I really needed consistency with my days.
It’s not an exaggeration to say my 5-day rating is a miniature of how I spend a month, a year, or my entire life.
I didn’t like the picture of my life at all.
How Did I Measure and Rate My Day?
I used the below question and the answer to measure my performance.
“If I employed someone who did the same work as I did, would I be happy to pay her $20 per hour for 8 hours a day?”
It’s not always easy to judge your work objectively.
But a mere assumption that you’re going to pay for someone does wonders.
Money does a strange thing!
It’s not hard to distinguish between good employees and bad ones, right?
When I felt my work quality was good enough to pay someone to do it, I’d give myself a 5-star rating.
On the other hand, if I think, “Heck, no way am I paying for this!” then it’s a 1-star.
It means I’d waste my money paying someone who produced the kind of work I did (not good!).
I had two such wasteful days out of five!
It’s a brutal and honest assessment of the day that measures how effectively and efficiently you spend your day.
Time is money, after all.
How Can You Use It for Yourself?
If you’re like me, self-employed and working from home, you could employ the same tactic and rate your service or work.
See how happy you would be to pay for someone to produce the work you did at the end of the day.
It doesn’t matter whether it’s part-time or full-time.
You’re assessing the quality of work for the service rendered in exchange for an hourly payment.
You wouldn’t pay someone who spends a day uploading a snapshot of cats, watching a YouTube celebrity, reading news, or emailing friends.
If you devote all your spare time to side hustles or building your own business, imagine that you employed someone to do the work, the way you research, or the time it takes.
How happy would you be to get paid for the work you did?
Inaction vs. Too Much Action
If you struggle with time management, you’ll most likely come to the conclusion that you either engage in not enough action or too much action.
Both are sackable.
Not Enough Action
You know what needs to be done in order to achieve your goals.
But you just don’t do enough.
You aren’t giving your all. Or perhaps none.
Tip to avoid inaction
Revisit your goals and your why, and remind yourself why you have them in the first place.
Examine your belief system. Deep down, you may be harbouring the false belief that you can’t achieve your goals, so you don’t take action.

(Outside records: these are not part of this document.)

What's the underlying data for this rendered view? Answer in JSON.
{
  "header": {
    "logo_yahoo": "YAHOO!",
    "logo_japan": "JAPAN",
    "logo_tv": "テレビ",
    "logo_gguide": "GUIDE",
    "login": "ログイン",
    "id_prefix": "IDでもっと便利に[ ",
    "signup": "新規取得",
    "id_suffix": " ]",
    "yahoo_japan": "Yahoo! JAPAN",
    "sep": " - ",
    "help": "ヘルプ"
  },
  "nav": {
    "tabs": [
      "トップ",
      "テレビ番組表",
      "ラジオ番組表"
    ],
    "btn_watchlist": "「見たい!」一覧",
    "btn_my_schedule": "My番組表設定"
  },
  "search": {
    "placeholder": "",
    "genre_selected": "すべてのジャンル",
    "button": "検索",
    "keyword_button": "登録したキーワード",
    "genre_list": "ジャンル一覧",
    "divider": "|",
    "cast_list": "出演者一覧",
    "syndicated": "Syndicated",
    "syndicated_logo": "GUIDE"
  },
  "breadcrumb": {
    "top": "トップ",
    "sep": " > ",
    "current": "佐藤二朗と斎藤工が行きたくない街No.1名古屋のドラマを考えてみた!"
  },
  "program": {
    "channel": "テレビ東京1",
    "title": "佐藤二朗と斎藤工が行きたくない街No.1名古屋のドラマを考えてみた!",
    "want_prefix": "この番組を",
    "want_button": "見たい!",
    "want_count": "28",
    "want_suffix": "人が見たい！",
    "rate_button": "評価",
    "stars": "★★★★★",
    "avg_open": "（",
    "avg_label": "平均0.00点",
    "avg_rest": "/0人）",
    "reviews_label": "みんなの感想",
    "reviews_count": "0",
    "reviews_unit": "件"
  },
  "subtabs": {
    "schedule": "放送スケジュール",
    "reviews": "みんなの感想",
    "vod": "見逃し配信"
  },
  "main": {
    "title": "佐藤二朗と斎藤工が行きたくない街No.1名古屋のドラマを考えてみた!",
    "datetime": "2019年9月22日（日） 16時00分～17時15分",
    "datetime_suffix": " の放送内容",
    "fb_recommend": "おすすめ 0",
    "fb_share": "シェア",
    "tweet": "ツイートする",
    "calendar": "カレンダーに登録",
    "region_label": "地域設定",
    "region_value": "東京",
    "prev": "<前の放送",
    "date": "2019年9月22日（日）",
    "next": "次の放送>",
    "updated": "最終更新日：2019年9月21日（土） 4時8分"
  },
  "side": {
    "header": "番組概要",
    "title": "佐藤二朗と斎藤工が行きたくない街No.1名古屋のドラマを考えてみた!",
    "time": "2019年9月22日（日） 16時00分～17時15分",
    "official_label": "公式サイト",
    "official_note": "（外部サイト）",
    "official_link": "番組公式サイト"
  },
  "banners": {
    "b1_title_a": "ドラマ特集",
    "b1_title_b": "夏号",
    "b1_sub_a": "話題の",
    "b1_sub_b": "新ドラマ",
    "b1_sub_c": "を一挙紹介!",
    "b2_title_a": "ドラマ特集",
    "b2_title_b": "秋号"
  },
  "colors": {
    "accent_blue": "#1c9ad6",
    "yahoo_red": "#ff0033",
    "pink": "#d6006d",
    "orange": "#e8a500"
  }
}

Work on your mindset. Feed it with positivity every day.
Look for people who have achieved what you want to achieve.
Do the next thing that moves you towards your goals. Just one, and take it from there.
Too Much Action
Your attention is jumping from one thing to another too many times throughout the day.
You feel like you’ve done a lot, but in the end, all you did was hop from one thing to another without getting close to your goals.
Your day is filled with distractions. I was in this camp.
Tip to avoid too much action
Recognise your distractions, e.g., emails, phones, social media, people, or even food.
Learn 80/20 to sort your priorities.
Be aware of how Parkinson’s Law is dominating your day: Have you allocated enough time or too much time to certain tasks?
Imagine your ideal life and feel it.
Remind yourself how and why you want that life so desperately.
Keep it at the forefront of your mind and use it to power through the most important task of the day.
Take a break.
Start again with the next important task, and so on.
If you aren’t making progress with your goals, observe how you spend your day for the next 5 days and rate each day with the following questions:
How would I rate someone who did my job as well as I did today? Would I be happy to pay her wages?
Should I keep her or fire her?
Write down the pros and cons. Pros: things done well. Cons: the opposite.
Summarise your five days. Remind yourself that that’s the miniature of how you spend the rest of your life.
Are you happy with what you see? Keep doing whatever you’re doing.
Is the answer “no”?
It’s time to fire your old self and employ a new one, starting with this.